La littérature est une rencontre avec le réel par la médiation du langage. Ce qui suppose que la conscience effectue un mouvement de rencontre avec les choses et les êtres et non un mouvement de recul, comme cela se passe en science, car il n’y a pas de science sinon de l’objet. Pour que le langage et la littérature puissent intéresser la science, ils doivent se transformer en objets d’étude. Ce qui n’a rien à voir avec l’art littéraire.  Pour que le schéma de la communication devienne une obsession et se situe au centre des interrogations d’un auteur, il faut que ce dernier cesse de penser en artiste et poursuive des objectifs qui ne sont plus ou pas ceux de l’art, mais ceux de la morale, de la politique, de la religion, de l’esthétique, etc.
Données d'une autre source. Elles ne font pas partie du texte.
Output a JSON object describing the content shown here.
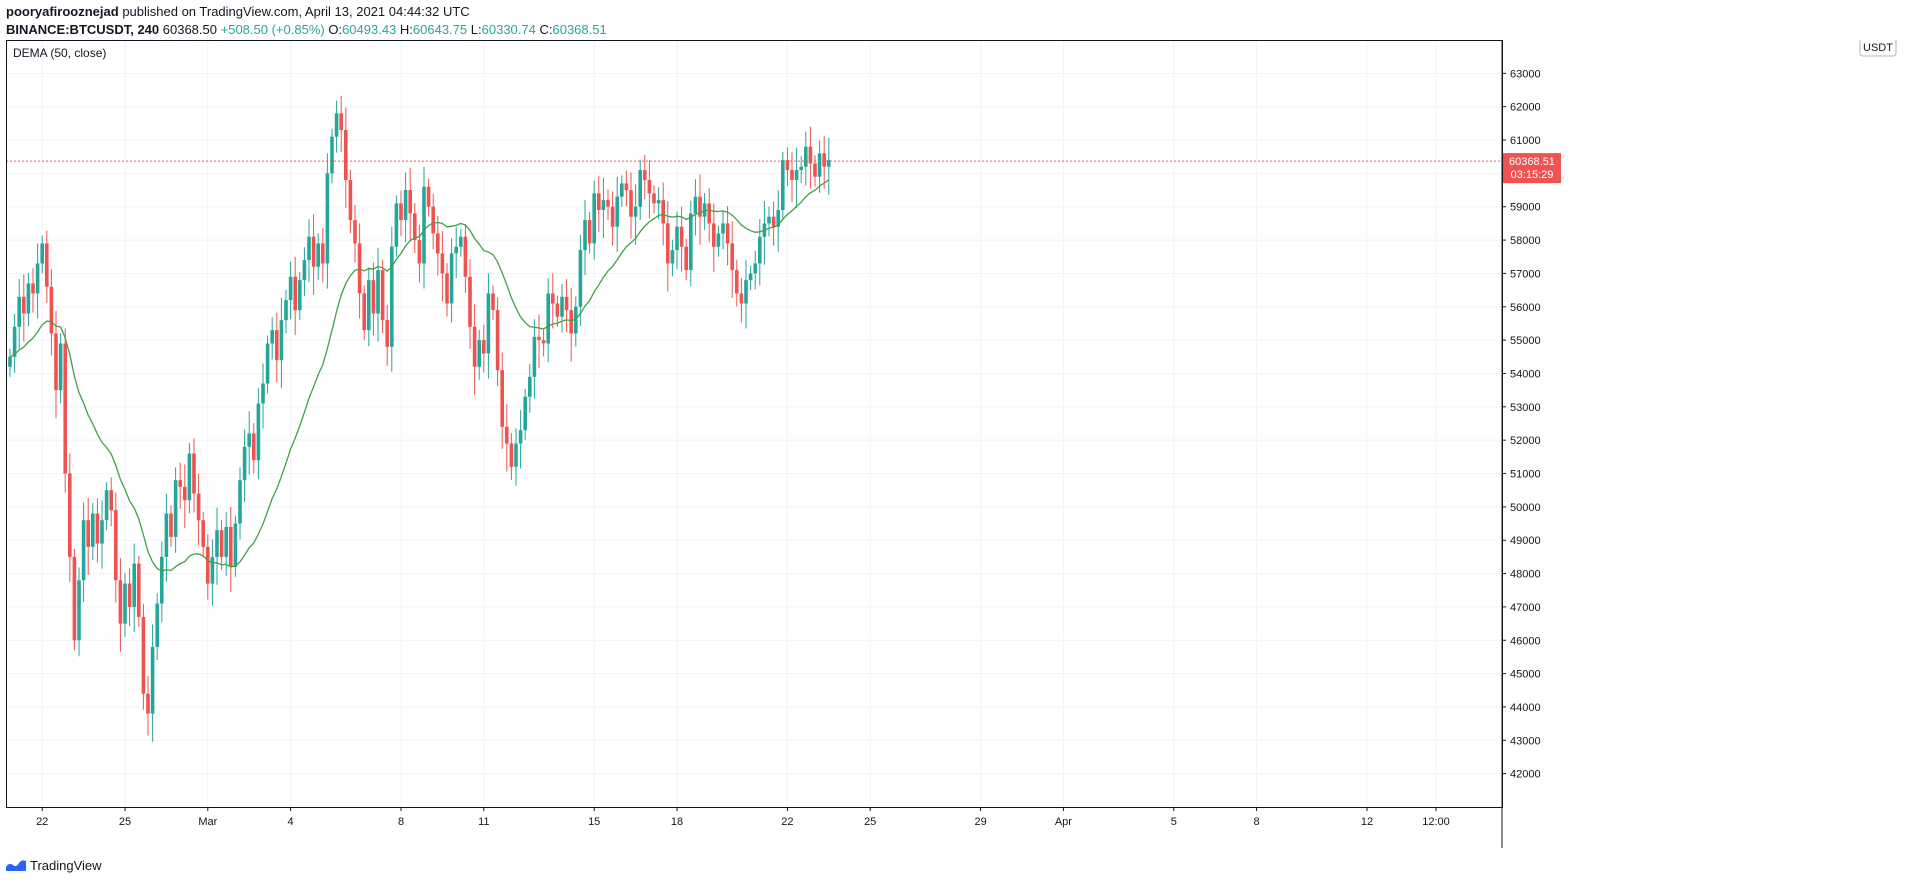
{
  "header": {
    "author": "pooryafirooznejad",
    "published_text": "published on TradingView.com, April 13, 2021 04:44:32 UTC",
    "symbol": "BINANCE:BTCUSDT, 240",
    "last": "60368.50",
    "change": "+508.50 (+0.85%)",
    "o_label": "O:",
    "o_value": "60493.43",
    "h_label": "H:",
    "h_value": "60643.75",
    "l_label": "L:",
    "l_value": "60330.74",
    "c_label": "C:",
    "c_value": "60368.51"
  },
  "indicator": {
    "label": "DEMA (50, close)"
  },
  "currency_badge": "USDT",
  "price_tag": {
    "price": "60368.51",
    "countdown": "03:15:29"
  },
  "footer": {
    "brand": "TradingView"
  },
  "colors": {
    "up": "#26a69a",
    "down": "#ef5350",
    "dema": "#43a047",
    "grid": "#f0f3fa",
    "axis": "#131722",
    "tag": "#ef5350"
  },
  "chart_data": {
    "type": "candlestick",
    "ylim": [
      41000,
      64000
    ],
    "y_ticks": [
      42000,
      43000,
      44000,
      45000,
      46000,
      47000,
      48000,
      49000,
      50000,
      51000,
      52000,
      53000,
      54000,
      55000,
      56000,
      57000,
      58000,
      59000,
      60000,
      61000,
      62000,
      63000
    ],
    "x_ticks": [
      {
        "label": "22",
        "i": 7
      },
      {
        "label": "25",
        "i": 25
      },
      {
        "label": "Mar",
        "i": 43
      },
      {
        "label": "4",
        "i": 61
      },
      {
        "label": "8",
        "i": 85
      },
      {
        "label": "11",
        "i": 103
      },
      {
        "label": "15",
        "i": 127
      },
      {
        "label": "18",
        "i": 145
      },
      {
        "label": "22",
        "i": 169
      },
      {
        "label": "25",
        "i": 187
      },
      {
        "label": "29",
        "i": 211
      },
      {
        "label": "Apr",
        "i": 229
      },
      {
        "label": "5",
        "i": 253
      },
      {
        "label": "8",
        "i": 271
      },
      {
        "label": "12",
        "i": 295
      },
      {
        "label": "12:00",
        "i": 310
      }
    ],
    "last_price": 60368.51,
    "legend": "top-left",
    "grid": true,
    "closes": [
      54500,
      55400,
      56300,
      55800,
      56700,
      56400,
      57300,
      57900,
      56600,
      55200,
      53500,
      54900,
      51000,
      48500,
      46000,
      47800,
      49600,
      48800,
      49800,
      48900,
      49600,
      50500,
      49900,
      47800,
      46500,
      47700,
      47000,
      48300,
      46700,
      44400,
      43800,
      45800,
      47100,
      48500,
      49800,
      49100,
      50800,
      50600,
      50200,
      51600,
      50400,
      49600,
      48800,
      47700,
      48500,
      49300,
      48500,
      49400,
      48200,
      49500,
      50800,
      51800,
      52200,
      51400,
      53100,
      53700,
      54900,
      55300,
      54400,
      55600,
      56200,
      56900,
      55900,
      56800,
      57400,
      58100,
      57200,
      57900,
      57300,
      60000,
      61100,
      61800,
      61300,
      59800,
      58600,
      57900,
      56400,
      55300,
      56800,
      55800,
      57100,
      55600,
      54800,
      57800,
      59100,
      58600,
      59500,
      58800,
      58000,
      57300,
      59600,
      59000,
      58200,
      57600,
      57000,
      56100,
      57600,
      57800,
      58100,
      56900,
      55400,
      54200,
      55000,
      54600,
      56400,
      55900,
      54100,
      52400,
      51900,
      51200,
      51900,
      52300,
      53300,
      53900,
      55100,
      55000,
      54900,
      56400,
      56100,
      55700,
      56300,
      55900,
      55200,
      56000,
      57700,
      58600,
      57900,
      59400,
      58900,
      59200,
      59000,
      58400,
      59300,
      59700,
      59500,
      58700,
      59000,
      60100,
      59800,
      59400,
      59100,
      59200,
      58500,
      57300,
      57700,
      58400,
      57800,
      57100,
      58800,
      59300,
      58700,
      59100,
      58500,
      57800,
      58200,
      58500,
      57900,
      57100,
      56400,
      56100,
      56800,
      57000,
      57300,
      58100,
      58500,
      58700,
      58400,
      58900,
      60400,
      60100,
      59800,
      60100,
      60200,
      60800,
      60300,
      59900,
      60600,
      60200,
      60400
    ]
  }
}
On objecte parfois, comme Sartre l’a fait dans Qu’est-ce que la littérature, qu’il existe une différence majeure entre poésie et prose, que la poésie se situe du côté de Dieu pour qui les mots et la parole sont des lieux de création, et la prose, du côté des hommes pour qui les mots et le langage sont des moyens d’engagement et des outils de communication.

 

Il s’agit d’une belle distinction qui n’éclaire cependant pas beaucoup la problématique qui nous intéresse ici parce qu’elle ne fait que reporter la question fondamentale : qui parle dans le texte littéraire : l’homme comme animal raisonnable ou l’homme comme esprit incarné? Certes ces deux réalités ne s’opposent pas mais elles sont loin de coïncider. Qui est l’homme total, l’existant qui s’exprime dans le texte littéraire? Au moment d’écrire, l’écrivain l’ignore, même s’il en a une sorte de connaissance intuitive qui tient plutôt de l’accueil de ce qui bouge au fond de son être que d’une connaissance exhaustive dont le texte rendra compte pour l’instruction de ceux qui le liront. Ce qui supposerait que l’écrivain connaisse déjà, avant de l’avoir écrit, le message qu’il veut transmettre, message qui lui vient, j’imagine, d’une expérimentation dont il précisera les conclusions dans son texte. Les mots alors ne sont point des choses mais des signes et nous ne sommes plus en art, mais en science.

 

Pour que la prose devienne littéraire (car il existe une prose non littéraire et c’est même celle qui prédomine dans toute société), il faut que les mots deviennent des choses et que l’homme devienne un mystère à découvrir et un être à manifester par et dans un texte qui lui permet de dévoiler tel ou tel visage de son existence. Autrement il est impossible de parler d’inspiration. Tous les textes littéraires ne pourraient être qu’au service d’une idéologie, d’une esthétique, d’une religion, etc. et se résumeraient à une technique de l’expression écrite qu’un auteur manie avec plus ou moins d’habileté et d’efficacité ou d’une esthétique particulière choisie en fonction de critères déterminés par un ensemble de circonstances, très souvent pour faire nouveau, se mettre à la remorque d’un mouvement social, religieux, etc. Toutes choses légitimes et contre lesquelles il n’y a rien à dire sinon de constater que tout cela est orienté de façon telle que la manifestation de l’homme et de l’être devient alors secondaire parce que les questions, souvent qualifiées de « tatillonnes », que je pose depuis le début de ma réflexion, ont enfin été refoulées dans les marges d’une culture désormais au service de la science et de la raison.